Zimmerman's challenge gets no cigar. The 100,000 annual Jewish emigrants figure post-1933 originates directly from the [pro-Zionist] Universal Jewish Encyclopedia (Vol. 7, 1942, pp. 555-556):
In the period between 1925 and 1939, an average of 100,000 Jewish men, women and children emigrated from the area of Jewish misery in Europe each year.
The "area of Jewish misery"
was overwhelmingly Poland -- with its ~3 million Jews, pauperization, and state antisemitism -- plus Romania and the Baltics. The same entry explains that the 1924 U.S. quota law forced HICEM (HIAS-ICA) to open offices in thirty-two countries, precisely to handle this large-scale outflow. Official Polish tallies (109,716 legal Jewish departures 1931–1937) only record
registered (legal) exits; they omit tourist/student visas, exit-tax evasion, and clandestine routes repeatedly noted in HICEM and Joint Distribution Committee reports (per Sanning).
The figure is
further corroborated by the Institute for Contemporary History (IfZ; Munich) itself in 1958:
In the years following 1933 about 100,000 Jews left Poland every year...
Subtracting the well-documented ~427,000 German/Austrian/Czech emigrants (1933–early 1940) from the 1.5 million total (15 years x 100k, for 1925-1939) leaves roughly one million from Eastern Europe, with Poland supplying by far the largest share. Benz and Golczewski (in the anthology commissioned to refute Sanning) ignore this entirely, instead extrapolating the 1931 census at general Polish growth rates -- while conceding their Polish figures "are not certain."
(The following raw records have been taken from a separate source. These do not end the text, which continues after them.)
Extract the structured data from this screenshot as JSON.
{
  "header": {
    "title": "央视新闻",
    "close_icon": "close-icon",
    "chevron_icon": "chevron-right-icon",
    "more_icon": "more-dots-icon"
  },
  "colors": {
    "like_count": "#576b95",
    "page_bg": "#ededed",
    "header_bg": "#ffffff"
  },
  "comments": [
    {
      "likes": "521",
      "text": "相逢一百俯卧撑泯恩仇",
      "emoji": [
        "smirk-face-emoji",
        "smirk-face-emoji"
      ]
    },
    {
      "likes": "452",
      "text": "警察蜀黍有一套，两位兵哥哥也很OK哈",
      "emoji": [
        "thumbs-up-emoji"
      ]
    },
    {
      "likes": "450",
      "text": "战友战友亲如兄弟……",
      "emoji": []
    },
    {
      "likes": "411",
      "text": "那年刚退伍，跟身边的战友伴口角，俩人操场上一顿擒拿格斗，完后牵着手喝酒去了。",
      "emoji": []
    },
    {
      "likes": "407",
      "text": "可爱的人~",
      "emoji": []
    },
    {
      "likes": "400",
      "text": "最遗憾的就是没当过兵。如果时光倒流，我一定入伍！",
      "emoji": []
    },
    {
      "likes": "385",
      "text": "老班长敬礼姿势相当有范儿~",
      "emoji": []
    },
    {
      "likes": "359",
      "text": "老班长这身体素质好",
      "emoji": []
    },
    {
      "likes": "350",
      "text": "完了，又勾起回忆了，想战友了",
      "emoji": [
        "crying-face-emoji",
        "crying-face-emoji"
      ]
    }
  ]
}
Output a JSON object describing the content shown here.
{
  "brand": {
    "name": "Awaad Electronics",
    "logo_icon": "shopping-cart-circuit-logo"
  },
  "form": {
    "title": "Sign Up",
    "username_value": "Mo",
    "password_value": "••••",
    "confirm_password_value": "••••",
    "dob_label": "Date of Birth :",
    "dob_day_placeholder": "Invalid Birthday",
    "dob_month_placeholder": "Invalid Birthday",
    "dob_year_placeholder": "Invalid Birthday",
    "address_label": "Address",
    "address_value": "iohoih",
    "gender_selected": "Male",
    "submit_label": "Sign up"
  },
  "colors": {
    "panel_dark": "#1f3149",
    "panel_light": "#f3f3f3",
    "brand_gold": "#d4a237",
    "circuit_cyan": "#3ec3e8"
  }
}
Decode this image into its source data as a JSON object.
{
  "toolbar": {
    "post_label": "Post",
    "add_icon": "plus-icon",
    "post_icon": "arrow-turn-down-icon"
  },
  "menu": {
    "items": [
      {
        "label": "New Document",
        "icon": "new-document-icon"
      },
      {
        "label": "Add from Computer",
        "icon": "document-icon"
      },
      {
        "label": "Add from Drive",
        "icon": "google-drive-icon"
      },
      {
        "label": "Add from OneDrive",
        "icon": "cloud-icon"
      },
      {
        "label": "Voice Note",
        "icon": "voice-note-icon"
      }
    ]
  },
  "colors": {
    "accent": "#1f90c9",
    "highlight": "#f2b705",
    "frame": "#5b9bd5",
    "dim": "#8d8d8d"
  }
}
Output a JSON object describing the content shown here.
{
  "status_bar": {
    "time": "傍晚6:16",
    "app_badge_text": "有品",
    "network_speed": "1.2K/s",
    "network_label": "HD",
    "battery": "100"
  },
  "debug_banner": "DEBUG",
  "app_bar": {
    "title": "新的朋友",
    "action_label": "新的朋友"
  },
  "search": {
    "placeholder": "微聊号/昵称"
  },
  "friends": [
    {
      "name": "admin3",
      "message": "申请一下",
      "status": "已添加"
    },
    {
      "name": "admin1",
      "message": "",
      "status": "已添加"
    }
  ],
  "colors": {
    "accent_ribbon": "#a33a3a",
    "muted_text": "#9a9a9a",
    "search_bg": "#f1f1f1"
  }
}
Even if halved, this pre-war emigration alone reduces the 1939 Polish baseline by hundreds of thousands. Add the ~750,000 Polish Jews who fled east in September 1939 (most absorbed and often deported by the Soviets) plus the ~1 million unregistered post-war departures, and the demographic "hole" shrinks dramatically without requiring millions killed by Germans. The orthodox narrative persists only by dismissing its own Zionist sources when they contradict the desired total.